CH$_4$ and CO$_2$ Adsorption Mechanisms on Monolayer Graphenylene and their Effects on Optical and Electronic Properties

TL;DR

This study uses computational modeling to investigate how CH₄ and CO₂ molecules adsorb on monolayer Graphenylene, affecting its optical and electronic properties, with implications for hydrogen production and electronic devices.

Contribution

It provides new insights into the adsorption mechanisms of CH₄ and CO₂ on GPNL and their effects on optical and electrical properties using advanced simulation techniques.

Findings

CH₄ dissociation leads to H₂ formation on GPNL

CO₂ adsorption results in CO+O species without significantly altering optical properties

GPNL's electrical conductivity varies under voltage bias and molecular adsorption

Abstract

In this study, we employ a computational chemistry-based modeling approach to investigate the adsorption mechanisms of CH$_4$ and CO$_2$ on monolayer GPNL, with a specific focus on their effects on optical adsorption and electrical transport properties at room temperature. To simulate the adsorption dynamics as closely as possible to experimental conditions, we utilize the self-consistent charge tight-binding density functional theory (SCC-DFTB). Through semi-classical molecular dynamics (MD) simulations, we observe the formation of H$_2$ molecules from the dissociation of CH$_4$ and the formation of CO+O species from carbon dioxide molecules. This provides insights into the adsorption and dispersion mechanisms of CH$_4$ and CO$_2$ on GPNL. Furthermore, we explore the impact of molecular adsorption on optical absorption properties.

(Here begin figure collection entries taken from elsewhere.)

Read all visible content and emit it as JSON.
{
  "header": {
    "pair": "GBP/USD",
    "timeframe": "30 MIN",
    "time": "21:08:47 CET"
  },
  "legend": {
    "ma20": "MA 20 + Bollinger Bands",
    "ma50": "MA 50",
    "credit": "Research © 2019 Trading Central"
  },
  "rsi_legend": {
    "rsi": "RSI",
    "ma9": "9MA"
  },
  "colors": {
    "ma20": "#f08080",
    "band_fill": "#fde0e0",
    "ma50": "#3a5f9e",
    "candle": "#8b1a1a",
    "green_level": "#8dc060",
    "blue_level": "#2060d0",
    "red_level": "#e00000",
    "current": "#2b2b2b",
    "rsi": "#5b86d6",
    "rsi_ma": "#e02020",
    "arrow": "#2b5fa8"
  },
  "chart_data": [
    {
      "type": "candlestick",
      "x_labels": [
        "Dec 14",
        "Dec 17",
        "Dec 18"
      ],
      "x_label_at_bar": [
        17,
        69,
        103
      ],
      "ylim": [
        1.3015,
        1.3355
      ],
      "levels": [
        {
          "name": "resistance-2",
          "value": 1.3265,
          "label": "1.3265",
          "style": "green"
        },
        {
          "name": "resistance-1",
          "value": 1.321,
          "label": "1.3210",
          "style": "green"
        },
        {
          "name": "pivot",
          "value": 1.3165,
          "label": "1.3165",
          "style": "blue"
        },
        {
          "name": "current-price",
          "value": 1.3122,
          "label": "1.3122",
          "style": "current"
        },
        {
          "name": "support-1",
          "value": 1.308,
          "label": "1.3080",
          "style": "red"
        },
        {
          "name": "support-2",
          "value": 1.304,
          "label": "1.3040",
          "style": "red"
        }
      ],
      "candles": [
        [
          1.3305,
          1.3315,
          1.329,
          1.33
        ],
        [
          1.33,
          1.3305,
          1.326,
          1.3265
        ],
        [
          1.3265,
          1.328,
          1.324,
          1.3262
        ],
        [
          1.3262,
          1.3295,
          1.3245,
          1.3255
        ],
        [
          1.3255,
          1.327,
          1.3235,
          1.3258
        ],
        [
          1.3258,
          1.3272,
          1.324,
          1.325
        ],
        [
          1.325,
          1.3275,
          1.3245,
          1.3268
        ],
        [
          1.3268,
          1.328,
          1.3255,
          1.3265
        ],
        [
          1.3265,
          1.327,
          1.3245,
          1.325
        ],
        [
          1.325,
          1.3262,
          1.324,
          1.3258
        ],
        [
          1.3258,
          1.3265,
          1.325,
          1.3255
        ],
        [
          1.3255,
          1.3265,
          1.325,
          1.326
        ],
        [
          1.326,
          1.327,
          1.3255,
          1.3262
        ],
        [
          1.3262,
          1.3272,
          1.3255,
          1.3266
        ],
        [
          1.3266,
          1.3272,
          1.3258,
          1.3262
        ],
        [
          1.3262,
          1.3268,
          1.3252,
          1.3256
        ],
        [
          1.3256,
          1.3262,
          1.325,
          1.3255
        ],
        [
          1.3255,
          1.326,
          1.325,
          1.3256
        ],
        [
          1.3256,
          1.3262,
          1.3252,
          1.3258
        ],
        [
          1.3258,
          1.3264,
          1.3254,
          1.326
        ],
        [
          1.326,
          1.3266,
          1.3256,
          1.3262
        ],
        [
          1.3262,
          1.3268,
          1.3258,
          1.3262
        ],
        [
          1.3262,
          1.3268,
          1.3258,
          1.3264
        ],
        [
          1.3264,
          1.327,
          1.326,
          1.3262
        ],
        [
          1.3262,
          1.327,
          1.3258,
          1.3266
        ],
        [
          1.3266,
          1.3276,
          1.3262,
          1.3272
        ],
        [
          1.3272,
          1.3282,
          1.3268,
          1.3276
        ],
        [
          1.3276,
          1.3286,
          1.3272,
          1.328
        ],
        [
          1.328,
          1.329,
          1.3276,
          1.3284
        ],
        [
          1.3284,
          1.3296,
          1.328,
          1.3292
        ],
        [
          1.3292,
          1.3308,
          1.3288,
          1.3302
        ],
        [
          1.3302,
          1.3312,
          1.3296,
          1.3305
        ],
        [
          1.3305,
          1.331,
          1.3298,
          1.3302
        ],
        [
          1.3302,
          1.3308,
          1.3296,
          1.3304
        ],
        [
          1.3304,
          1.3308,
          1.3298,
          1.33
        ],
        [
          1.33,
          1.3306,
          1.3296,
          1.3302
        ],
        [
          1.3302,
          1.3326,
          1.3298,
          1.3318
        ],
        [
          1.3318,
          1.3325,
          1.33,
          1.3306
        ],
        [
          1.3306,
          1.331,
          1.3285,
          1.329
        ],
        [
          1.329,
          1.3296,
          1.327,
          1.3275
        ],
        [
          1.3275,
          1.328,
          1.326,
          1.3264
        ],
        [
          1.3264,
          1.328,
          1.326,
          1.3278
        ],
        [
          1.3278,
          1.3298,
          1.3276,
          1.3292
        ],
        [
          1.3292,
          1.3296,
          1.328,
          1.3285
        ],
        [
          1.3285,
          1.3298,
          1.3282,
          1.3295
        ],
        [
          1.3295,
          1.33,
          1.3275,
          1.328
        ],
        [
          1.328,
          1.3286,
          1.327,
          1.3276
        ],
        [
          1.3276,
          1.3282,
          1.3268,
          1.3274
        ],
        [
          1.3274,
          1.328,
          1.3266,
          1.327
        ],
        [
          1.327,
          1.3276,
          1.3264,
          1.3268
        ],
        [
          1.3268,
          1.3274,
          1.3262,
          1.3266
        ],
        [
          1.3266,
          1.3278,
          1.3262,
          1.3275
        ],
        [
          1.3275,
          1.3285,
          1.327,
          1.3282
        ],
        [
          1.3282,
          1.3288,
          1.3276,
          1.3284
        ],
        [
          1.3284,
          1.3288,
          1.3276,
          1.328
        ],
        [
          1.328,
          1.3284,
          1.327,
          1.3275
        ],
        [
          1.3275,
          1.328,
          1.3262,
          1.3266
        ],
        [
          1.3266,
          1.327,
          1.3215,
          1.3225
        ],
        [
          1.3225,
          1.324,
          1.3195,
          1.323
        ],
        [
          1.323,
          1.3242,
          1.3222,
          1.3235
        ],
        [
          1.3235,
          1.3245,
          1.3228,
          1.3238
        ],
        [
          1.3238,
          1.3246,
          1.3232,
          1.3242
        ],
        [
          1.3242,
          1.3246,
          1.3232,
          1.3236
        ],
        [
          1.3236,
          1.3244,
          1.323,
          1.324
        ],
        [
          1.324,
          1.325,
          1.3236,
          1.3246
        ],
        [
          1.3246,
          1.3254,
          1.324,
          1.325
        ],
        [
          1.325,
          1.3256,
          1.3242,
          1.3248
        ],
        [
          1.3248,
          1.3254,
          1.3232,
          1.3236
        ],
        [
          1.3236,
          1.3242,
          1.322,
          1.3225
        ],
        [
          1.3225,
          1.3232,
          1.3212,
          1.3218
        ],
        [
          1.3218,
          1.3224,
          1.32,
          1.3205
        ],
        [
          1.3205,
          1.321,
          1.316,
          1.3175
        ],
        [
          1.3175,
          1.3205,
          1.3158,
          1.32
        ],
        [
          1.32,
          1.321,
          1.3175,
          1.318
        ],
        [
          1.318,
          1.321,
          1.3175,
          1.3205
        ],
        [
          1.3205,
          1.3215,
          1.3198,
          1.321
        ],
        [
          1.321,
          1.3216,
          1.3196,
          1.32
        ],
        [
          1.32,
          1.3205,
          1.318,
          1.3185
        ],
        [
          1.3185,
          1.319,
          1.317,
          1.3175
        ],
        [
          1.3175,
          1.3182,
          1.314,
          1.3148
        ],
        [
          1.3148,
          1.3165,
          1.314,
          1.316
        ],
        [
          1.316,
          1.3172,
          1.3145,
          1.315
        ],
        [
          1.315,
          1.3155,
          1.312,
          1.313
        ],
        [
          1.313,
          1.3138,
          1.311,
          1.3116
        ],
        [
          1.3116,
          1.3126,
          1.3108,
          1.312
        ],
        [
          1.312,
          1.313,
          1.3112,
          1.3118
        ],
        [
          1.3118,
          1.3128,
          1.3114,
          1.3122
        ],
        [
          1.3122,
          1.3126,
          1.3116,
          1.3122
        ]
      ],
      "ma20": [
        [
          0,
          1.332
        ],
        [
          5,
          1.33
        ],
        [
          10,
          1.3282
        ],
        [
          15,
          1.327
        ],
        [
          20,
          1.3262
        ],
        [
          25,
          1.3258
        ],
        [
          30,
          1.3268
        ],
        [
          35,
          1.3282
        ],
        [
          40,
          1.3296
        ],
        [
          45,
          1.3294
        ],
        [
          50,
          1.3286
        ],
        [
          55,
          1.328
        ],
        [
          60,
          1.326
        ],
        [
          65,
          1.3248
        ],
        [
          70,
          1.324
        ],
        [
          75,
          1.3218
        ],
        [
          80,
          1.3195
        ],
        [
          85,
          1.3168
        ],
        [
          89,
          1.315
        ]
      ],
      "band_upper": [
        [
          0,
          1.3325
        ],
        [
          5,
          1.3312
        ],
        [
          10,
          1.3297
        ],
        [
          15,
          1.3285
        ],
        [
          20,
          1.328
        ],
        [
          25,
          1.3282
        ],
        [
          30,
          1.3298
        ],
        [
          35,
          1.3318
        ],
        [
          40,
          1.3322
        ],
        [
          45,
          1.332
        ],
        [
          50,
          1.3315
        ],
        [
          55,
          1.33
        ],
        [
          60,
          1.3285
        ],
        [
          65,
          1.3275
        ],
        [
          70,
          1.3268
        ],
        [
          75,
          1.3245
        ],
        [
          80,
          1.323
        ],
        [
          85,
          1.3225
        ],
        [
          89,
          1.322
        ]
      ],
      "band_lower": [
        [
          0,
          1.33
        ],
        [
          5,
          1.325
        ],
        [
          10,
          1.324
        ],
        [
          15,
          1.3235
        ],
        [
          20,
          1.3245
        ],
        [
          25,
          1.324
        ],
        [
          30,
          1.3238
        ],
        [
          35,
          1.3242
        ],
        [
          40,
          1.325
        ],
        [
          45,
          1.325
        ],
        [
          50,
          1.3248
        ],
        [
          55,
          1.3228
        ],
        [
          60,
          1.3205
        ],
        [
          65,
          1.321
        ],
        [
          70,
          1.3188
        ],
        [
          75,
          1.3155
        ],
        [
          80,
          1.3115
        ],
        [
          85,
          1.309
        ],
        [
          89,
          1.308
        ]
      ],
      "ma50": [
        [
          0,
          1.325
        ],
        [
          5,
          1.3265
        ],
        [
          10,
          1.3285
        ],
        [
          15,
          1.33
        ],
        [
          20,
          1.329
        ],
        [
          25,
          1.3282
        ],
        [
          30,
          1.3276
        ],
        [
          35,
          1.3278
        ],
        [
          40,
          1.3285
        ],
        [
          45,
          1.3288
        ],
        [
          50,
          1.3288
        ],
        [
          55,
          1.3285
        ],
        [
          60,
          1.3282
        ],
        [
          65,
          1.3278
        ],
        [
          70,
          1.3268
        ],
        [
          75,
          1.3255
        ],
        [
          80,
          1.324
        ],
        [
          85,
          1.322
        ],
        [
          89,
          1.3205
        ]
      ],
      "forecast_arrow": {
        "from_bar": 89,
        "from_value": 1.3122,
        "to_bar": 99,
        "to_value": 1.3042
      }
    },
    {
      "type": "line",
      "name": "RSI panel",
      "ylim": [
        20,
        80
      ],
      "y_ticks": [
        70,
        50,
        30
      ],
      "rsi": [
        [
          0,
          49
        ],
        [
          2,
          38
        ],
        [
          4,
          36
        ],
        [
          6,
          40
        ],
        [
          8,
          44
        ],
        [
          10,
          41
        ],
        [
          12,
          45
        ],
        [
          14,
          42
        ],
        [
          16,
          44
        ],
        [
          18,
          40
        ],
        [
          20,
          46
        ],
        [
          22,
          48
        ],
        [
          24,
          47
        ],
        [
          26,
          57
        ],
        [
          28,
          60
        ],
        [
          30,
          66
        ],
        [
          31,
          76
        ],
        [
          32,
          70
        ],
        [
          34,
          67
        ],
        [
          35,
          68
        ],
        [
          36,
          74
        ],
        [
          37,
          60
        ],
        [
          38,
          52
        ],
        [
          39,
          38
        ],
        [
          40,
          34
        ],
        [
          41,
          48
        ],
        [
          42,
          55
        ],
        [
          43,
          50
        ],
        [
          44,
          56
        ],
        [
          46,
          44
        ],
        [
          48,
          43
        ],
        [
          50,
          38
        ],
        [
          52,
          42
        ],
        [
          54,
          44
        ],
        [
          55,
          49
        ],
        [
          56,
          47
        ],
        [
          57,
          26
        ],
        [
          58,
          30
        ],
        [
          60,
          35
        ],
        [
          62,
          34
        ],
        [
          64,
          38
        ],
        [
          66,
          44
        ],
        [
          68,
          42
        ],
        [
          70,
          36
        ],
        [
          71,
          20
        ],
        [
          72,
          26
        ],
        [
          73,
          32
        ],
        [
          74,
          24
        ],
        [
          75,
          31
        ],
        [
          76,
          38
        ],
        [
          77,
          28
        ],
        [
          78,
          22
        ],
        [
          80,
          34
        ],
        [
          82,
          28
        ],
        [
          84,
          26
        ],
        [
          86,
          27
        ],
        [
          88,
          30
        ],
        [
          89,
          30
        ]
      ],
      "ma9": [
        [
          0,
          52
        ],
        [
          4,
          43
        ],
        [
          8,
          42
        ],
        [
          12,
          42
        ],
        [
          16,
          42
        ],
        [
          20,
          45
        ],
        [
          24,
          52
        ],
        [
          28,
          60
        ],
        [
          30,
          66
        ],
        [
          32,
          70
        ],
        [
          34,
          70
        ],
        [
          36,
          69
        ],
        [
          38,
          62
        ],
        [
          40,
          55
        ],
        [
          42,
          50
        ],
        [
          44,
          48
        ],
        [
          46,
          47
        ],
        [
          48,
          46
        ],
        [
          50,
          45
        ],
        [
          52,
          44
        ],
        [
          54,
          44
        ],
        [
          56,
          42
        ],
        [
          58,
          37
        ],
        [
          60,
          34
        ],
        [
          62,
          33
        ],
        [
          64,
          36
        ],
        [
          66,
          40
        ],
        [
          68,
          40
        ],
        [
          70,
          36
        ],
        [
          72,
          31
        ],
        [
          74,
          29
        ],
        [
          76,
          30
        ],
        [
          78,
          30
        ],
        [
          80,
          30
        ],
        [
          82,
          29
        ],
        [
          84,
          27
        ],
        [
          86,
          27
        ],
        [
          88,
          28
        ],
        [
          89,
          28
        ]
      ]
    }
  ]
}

Our results demonstrate that CH$_4$ and CH$_2$ affects drastically the optical adsorption of GPNL, while CO$_2$ does not significantly affect the optical properties of the two-dimensional material. To analyze electron transport, we employ the open-boundary non-equilibrium Green's function method. By studying the conductivity of GPNL and graphene under voltage bias up to 300 mV, we gain valuable insights into the electrical transport properties of GPNL under optical absorption conditions. The findings from our computational modeling approach might contribute to a deeper understanding of the potential applications of GPNL in hydrogen production and advanced electronic devices.